Fehlmann Rielle Laurence · Nationalrat · 2018-06-14
Fehlmann Rielle Laurence · Nationalrat · Genf · Sozialdemokratische Fraktion · 2018-06-14
Wortprotokoll
Je compléterai avec quelques considérations pour vous inviter à rejeter les propositions de non-entrée en matière et de renvoi au Conseil fédéral.

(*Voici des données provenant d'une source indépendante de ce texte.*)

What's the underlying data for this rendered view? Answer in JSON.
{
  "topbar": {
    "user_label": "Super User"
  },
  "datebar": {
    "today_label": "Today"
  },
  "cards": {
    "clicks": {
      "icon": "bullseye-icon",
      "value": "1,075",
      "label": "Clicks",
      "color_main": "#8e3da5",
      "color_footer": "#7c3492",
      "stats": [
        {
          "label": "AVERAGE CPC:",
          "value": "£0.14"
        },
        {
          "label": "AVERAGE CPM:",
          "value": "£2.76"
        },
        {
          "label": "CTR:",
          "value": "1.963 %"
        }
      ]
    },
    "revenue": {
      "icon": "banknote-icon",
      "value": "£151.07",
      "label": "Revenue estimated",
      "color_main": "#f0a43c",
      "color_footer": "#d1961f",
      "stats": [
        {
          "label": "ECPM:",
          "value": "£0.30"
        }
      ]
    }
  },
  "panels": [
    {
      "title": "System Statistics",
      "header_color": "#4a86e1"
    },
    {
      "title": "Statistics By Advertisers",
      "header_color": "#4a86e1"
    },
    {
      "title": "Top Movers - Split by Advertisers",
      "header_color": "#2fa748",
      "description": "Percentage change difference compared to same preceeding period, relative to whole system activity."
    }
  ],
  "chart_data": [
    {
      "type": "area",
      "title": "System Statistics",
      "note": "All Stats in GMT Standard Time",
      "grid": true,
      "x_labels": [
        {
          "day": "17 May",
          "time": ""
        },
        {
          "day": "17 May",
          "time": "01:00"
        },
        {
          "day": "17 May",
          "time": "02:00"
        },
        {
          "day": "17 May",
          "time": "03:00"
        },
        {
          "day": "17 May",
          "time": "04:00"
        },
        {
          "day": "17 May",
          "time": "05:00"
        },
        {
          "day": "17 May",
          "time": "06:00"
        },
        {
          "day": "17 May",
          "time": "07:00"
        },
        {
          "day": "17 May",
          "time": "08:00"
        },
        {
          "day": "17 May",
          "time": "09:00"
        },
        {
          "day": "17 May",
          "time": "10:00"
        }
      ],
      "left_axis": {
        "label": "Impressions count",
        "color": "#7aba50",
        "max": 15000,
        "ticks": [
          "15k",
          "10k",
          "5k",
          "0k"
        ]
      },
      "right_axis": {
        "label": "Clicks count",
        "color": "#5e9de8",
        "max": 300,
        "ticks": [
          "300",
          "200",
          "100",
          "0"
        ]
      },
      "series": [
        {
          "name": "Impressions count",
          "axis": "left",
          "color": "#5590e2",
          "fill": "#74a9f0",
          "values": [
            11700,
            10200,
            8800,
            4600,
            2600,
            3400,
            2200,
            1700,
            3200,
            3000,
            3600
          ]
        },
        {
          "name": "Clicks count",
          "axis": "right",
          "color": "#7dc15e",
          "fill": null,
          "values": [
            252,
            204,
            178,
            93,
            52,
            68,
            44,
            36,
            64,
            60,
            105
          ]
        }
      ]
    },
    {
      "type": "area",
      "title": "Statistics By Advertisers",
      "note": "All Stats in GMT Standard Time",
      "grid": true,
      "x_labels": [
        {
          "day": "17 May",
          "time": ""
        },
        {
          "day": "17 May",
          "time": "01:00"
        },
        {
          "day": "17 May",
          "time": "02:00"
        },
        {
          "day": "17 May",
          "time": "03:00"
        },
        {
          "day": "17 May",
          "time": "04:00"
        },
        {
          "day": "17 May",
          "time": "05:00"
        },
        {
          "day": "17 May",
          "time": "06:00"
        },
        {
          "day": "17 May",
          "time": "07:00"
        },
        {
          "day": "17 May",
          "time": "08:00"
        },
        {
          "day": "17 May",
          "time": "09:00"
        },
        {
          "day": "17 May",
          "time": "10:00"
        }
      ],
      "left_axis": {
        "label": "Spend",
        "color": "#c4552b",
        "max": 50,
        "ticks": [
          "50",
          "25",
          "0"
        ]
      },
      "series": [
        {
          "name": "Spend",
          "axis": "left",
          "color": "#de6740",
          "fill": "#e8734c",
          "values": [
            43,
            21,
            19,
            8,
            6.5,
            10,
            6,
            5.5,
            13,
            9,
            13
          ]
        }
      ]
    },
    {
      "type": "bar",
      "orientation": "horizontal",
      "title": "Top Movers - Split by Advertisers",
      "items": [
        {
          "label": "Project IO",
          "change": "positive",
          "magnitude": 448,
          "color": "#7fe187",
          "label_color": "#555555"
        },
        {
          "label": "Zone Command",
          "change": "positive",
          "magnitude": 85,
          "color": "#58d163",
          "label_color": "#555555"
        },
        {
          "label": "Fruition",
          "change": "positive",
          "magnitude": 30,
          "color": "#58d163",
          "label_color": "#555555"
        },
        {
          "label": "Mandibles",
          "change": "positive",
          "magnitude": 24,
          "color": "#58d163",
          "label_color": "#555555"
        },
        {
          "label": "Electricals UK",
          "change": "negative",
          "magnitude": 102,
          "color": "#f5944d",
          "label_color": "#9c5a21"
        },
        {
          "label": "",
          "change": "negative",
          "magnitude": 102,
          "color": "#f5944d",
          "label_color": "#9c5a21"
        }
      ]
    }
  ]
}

Lors de sa prise de position, Monsieur Nidegger a expliqué que son désir de ne pas entrer en matière se fondait sur le fait qu'il était contre ce qu'on appelle un peu faussement le quota des femmes, alors qu'il s'agit en fait aussi, on le sait, d'une façon d'essayer de remplir un tout petit peu le devoir qui nous incombe selon l'article 8 de la Constitution. Aussi, les exigences en la matière figurant dans le projet sont légères et non contraignantes. Monsieur Nidegger a également indiqué qu'une des raisons de son refus d'entrer en matière s'expliquait par la teneur des dispositions sur la transparence. Or ces dispositions sont également extrêmement légères, puisqu'elles ne concerneront qu'une partie des entreprises suisses, celles oeuvrant dans le milieu du négoce étant exclues du projet. Enfin, selon Monsieur Nidegger, le contre-projet indirect à l'initiative "Entreprises responsables - pour protéger l'être humain et l'environnement", auquel pourtant le comité d'initiative a donné son appui, serait simplement inefficace ou constituerait de la morale bon marché. Ce sont des observations qui appartiennent à Monsieur Nidegger. Toutefois, ceux qui refusent, comme lui, d'entrer en matière sur le projet, omettent de dire que, ce faisant, on refuse également de mettre en oeuvre l'article 95 de la Constitution qui résulte de l'approbation de l'initiative "contre les rémunérations abusives" et que, actuellement, nous sommes sous le régime d'une ordonnance, ce qui contrevient à la sécurité du droit. Refuser de mettre en oeuvre une initiative contrevient également aux droits populaires qui sont apparemment chers au parti de Monsieur Nidegger.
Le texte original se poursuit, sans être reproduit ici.